System Administrator

Responsibilities:

• Resolve System Administration-related solutions for various projects and operational needs. Both on site and remotely.
• Install new or rebuild existing servers and configure hardware, peripherals, services, settings, directories and storages in accordance with standards and operational requirements.
• Install and configure systems such as supporting GIS infrastructure applications or Asset Management applications.
• Perform periodic performance reporting to support capacity planning, develop and maintain installation and configuration procedures.
• Contribute to and maintain system standards.
• Research and recommend innovative, and where possible automated approaches for system administration tasks.
• Perform daily backup operations, ensuring all required file systems and system data are successfully backed up to the appropriate media, recovery tapes or disks are created, and media is recycled and sent off site as necessary.
• Identify approaches that leverage our resources and provide economies of scale.
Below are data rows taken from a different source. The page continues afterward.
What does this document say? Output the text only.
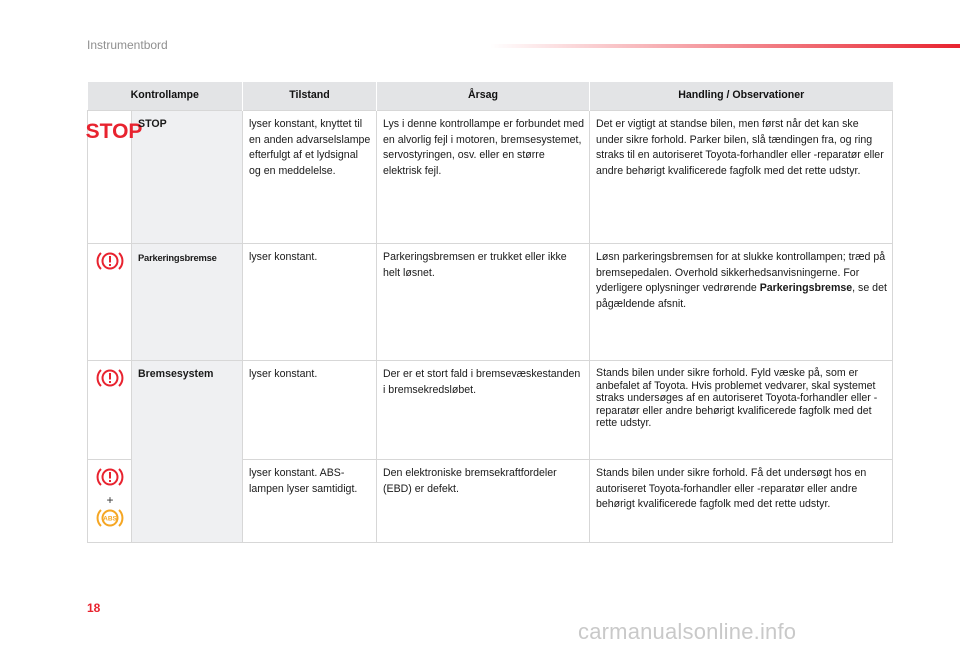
Instrumentbord
Kontrollampe		Tilstand	Årsag	Handling / Observationer

STOP	STOP	lyser konstant, knyttet til en anden advarselslampe efterfulgt af et lydsignal og en meddelelse.	Lys i denne kontrollampe er forbundet med en alvorlig fejl i motoren, bremsesystemet, servostyringen, osv. eller en større elektrisk fejl.	Det er vigtigt at standse bilen, men først når det kan ske under sikre forhold. Parker bilen, slå tændingen fra, og ring straks til en autoriseret Toyota-forhandler eller -reparatør eller andre behørigt kvalificerede fagfolk med det rette udstyr.
	Parkeringsbremse	lyser konstant.	Parkeringsbremsen er trukket eller ikke helt løsnet.	Løsn parkeringsbremsen for at slukke kontrollampen; træd på bremsepedalen. Overhold sikkerhedsanvisningerne. For yderligere oplysninger vedrørende Parkeringsbremse, se det pågældende afsnit.
	Bremsesystem	lyser konstant.	Der er et stort fald i bremsevæskestanden i bremsekredsløbet.	Stands bilen under sikre forhold. Fyld væske på, som er anbefalet af Toyota. Hvis problemet vedvarer, skal systemet straks undersøges af en autoriseret Toyota-forhandler eller -reparatør eller andre behørigt kvalificerede fagfolk med det rette udstyr.

+
ABS		lyser konstant. ABS-lampen lyser samtidigt.	Den elektroniske bremsekraftfordeler (EBD) er defekt.	Stands bilen under sikre forhold. Få det undersøgt hos en autoriseret Toyota-forhandler eller -reparatør eller andre behørigt kvalificerede fagfolk med det rette udstyr.
18
carmanualsonline.info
• Create, change, and delete user accounts per request.
• Perform daily system monitoring, verifying the integrity and availability of all hardware, server resources, systems and key processes, reviewing system and application logs, and verifying completion of scheduled jobs such as backups.
• Perform regular file archival and purge as necessary.
• Perform regular security monitoring to identify any possible intrusions.
• Provide Tier III/other support per request from various constituencies. Investigate and troubleshoot issues.
• Repair and recover from hardware or software failures. Coordinate and communicate with impacted constituencies.
• Apply OS patches and upgrades on a regular basis, and upgrade administrative tools and utilities. Configure / add new services as necessary.
• Maintain data center environment and monitoring equipment.
• Upgrade and configure system software that supports GIS infrastructure applications or Asset Management applications per project or operational needs.
• Maintain operational, configuration, or other procedures.
• Perform ongoing performance tuning, hardware upgrades, and resource optimization as required. Configure CPU, memory, and disk partitions as required.